One common test involves placing a small strip of filter paper inside the lower eyelid for five minutes. More than 10 millimeters of moisture on the strip indicates normal tear production. A result well above that suggests your eyes are overproducing tears in response to irritation. A result below that confirms dry eye as the underlying driver.
Treating the Underlying Cause
Treatment depends entirely on what’s driving the tearing, which is why a correct diagnosis matters so much.
For dry eye-driven tearing, the goal is stabilizing the tear film so reflex tearing stops. That usually starts with preservative-free artificial tears used regularly throughout the day, not just when your eyes feel dry. Warm compresses help unclog the oil glands along your eyelid margins, which improves tear quality. Reducing screen time, taking regular blink breaks, and using a humidifier in dry environments all address the evaporation side of the problem.
For blocked tear ducts, treatment ranges from simple warm compresses and massage (pressing gently on the area beside the nose to help open the duct) to a procedure where a thin probe is passed through the duct to widen it. In cases of complete blockage, a surgery called dacryocystorhinostomy creates a new drainage pathway between the tear sac and the inside of the nose. Recovery typically takes one to two weeks, and the success rate is high.

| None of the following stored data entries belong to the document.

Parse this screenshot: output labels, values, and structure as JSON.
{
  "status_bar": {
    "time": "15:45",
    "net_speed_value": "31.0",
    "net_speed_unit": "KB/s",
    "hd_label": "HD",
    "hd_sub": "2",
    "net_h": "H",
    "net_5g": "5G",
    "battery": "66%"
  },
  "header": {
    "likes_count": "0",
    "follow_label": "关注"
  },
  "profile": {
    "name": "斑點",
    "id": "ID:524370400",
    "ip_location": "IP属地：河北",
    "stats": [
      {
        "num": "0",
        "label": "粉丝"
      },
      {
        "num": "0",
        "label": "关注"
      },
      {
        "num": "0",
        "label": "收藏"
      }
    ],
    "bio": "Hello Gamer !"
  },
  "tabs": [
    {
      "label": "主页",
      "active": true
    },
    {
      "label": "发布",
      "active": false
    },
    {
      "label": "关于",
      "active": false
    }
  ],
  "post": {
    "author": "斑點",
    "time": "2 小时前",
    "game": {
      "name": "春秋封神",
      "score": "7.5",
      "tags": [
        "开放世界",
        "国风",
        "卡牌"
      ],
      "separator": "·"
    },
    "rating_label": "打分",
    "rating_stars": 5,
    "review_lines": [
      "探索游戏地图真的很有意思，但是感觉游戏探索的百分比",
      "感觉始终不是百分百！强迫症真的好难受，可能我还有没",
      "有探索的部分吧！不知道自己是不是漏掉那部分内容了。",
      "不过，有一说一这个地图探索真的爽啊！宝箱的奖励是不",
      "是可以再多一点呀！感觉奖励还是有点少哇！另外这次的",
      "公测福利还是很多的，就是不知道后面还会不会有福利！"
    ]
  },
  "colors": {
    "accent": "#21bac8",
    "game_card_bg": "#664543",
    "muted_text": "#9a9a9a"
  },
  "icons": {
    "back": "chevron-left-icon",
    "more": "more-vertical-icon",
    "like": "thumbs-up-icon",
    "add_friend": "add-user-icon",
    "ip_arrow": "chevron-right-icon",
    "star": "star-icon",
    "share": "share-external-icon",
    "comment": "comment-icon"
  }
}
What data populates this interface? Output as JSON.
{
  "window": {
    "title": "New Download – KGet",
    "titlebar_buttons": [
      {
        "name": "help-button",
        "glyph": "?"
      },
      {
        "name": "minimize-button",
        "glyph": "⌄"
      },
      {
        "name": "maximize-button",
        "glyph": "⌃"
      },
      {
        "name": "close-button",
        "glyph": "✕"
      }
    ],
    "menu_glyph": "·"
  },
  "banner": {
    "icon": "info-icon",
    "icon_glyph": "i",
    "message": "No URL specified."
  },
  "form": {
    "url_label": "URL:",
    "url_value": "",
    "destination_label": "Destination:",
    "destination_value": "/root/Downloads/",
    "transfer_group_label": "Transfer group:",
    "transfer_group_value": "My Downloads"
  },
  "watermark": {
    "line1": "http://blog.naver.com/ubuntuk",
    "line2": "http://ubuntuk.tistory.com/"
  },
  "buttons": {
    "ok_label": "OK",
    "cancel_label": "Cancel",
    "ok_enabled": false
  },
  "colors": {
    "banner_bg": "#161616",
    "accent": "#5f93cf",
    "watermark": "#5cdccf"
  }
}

Eyelid malposition is corrected surgically, usually as an outpatient procedure under local anesthesia. Allergic tearing responds to antihistamine eye drops and avoidance of known triggers. Infectious tearing resolves once the underlying infection clears, whether that happens on its own (viral) or with antibiotic drops (bacterial).
For people whose tearing is tied to screen use, the simplest fix is the 20-20-20 rule: every 20 minutes, look at something 20 feet away for 20 seconds. This gives your blink rate a chance to reset and your tear film time to recover.